A British man imprisoned when his child was only a few months old has been released after being detained in Yemen without charge or trial for five years.
Luke Symons, according to Amnesty International, had been held by Houthi rebels in Sanaa, the capital of the civil war-torn country, since his arrest at a security checkpoint in April 2017.
Foreign Secretary Liz Truss said Mr Symons would “soon be reunited with his family” after an ordeal that saw him “allegedly mistreated and put in solitary confinement”.
According to Reuters, Symons was released with his wife and child.
Kevin Brennan, MP for Cardiff West, had campaigned for his constituent’s release and raised his unlawful imprisonment with Boris Johnson at Prime Minister’s Questions in January.
The Labour politician tweeted: “This is terrific news – after five years finally my constituent Luke Symons has been released from captivity.
“Thanks to all at the FCDO (Foreign, Commonwealth and Development Office) and most of all to Luke’s family for their tireless campaigning.”
In a statement, Mr Truss said: “I am pleased that Luke Symons, who was unlawfully detained, without charge or trial since 2017 in Yemen, has been released.

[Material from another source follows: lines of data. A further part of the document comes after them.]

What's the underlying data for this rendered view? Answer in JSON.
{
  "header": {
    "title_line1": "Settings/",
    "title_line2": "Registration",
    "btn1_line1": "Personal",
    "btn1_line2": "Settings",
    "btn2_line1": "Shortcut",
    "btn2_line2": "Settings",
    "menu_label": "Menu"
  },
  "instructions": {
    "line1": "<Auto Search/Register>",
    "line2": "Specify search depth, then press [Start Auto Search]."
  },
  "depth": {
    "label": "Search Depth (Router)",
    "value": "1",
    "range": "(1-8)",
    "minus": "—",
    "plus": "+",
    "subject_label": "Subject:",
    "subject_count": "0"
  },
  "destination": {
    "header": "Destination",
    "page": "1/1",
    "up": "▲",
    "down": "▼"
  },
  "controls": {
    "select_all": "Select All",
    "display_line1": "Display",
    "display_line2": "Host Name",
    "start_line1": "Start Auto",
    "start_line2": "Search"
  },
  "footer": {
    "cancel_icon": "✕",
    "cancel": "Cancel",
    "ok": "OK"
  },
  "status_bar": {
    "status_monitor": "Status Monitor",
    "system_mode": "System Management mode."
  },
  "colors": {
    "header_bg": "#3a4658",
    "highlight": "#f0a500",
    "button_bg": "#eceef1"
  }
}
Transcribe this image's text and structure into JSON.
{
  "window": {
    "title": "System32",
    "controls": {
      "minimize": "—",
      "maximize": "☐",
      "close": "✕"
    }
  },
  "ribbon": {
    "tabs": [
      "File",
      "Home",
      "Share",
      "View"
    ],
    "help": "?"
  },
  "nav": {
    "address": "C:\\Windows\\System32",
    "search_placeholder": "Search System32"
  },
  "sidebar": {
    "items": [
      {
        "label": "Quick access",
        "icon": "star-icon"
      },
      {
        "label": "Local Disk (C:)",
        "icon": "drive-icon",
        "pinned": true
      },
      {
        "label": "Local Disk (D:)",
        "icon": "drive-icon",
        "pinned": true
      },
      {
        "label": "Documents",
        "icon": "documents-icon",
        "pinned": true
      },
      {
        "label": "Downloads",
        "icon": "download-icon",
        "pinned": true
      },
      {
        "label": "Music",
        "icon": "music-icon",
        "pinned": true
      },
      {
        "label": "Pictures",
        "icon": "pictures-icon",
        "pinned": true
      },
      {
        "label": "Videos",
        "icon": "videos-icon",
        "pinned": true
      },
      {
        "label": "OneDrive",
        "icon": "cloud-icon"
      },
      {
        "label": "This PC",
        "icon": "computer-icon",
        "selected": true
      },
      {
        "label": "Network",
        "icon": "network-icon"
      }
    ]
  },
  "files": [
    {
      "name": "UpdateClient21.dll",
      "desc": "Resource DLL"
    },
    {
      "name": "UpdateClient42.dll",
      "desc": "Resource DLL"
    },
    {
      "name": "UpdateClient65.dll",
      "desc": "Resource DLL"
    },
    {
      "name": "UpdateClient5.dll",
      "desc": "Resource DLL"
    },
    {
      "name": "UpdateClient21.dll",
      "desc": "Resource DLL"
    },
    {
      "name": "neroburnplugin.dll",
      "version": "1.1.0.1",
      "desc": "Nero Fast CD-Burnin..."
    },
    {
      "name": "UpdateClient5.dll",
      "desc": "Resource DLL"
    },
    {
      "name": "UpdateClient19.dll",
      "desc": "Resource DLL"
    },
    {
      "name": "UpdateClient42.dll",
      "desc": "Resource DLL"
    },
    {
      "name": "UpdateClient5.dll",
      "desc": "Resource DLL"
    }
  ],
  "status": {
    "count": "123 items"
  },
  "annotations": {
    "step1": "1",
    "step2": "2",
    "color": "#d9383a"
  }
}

“Luke was 25 when he was unlawfully detained by the Houthis. His son was only a few months old at the time.”
“He was allegedly mistreated, in solitary confinement, and refused visits by his family.
“He has been flown to Muscat and soon he will be reunited with his family in the UK.
“We thank our Omani and Saudi partners for their support in securing his release.
“I pay tribute to our excellent staff for their hard work in returning Luke home.”
Mr Symons’ release comes after a two-month truce was implemented in Yemen on April 2.
It is the first nationwide ceasefire in the past six years in the Middle East country’s deadly civil war that erupted in 2014.
That year, Iranian-backed Houthis seized Sanaa and forced the internationally recognised government into exile.
A Saudi-led coalition entered the war in early 2015 to try to restore the government to power.
Amnesty said Mr Symons had been seized while at a checkpoint in the south-western city of Taiz in spring 2017.
His relatives told the human rights agency they believed he had been arrested because he held a British passport and was suspected by the Houthis of spying, although he was never formally charged with any crime.
The family told Amnesty that Mr Symons, whose wife is said to be a Yemeni national, had been beaten by his captors in a bid to extract a confession of spying out of him and that his physical and mental health had suffered as a result of being placed in solitary confinement.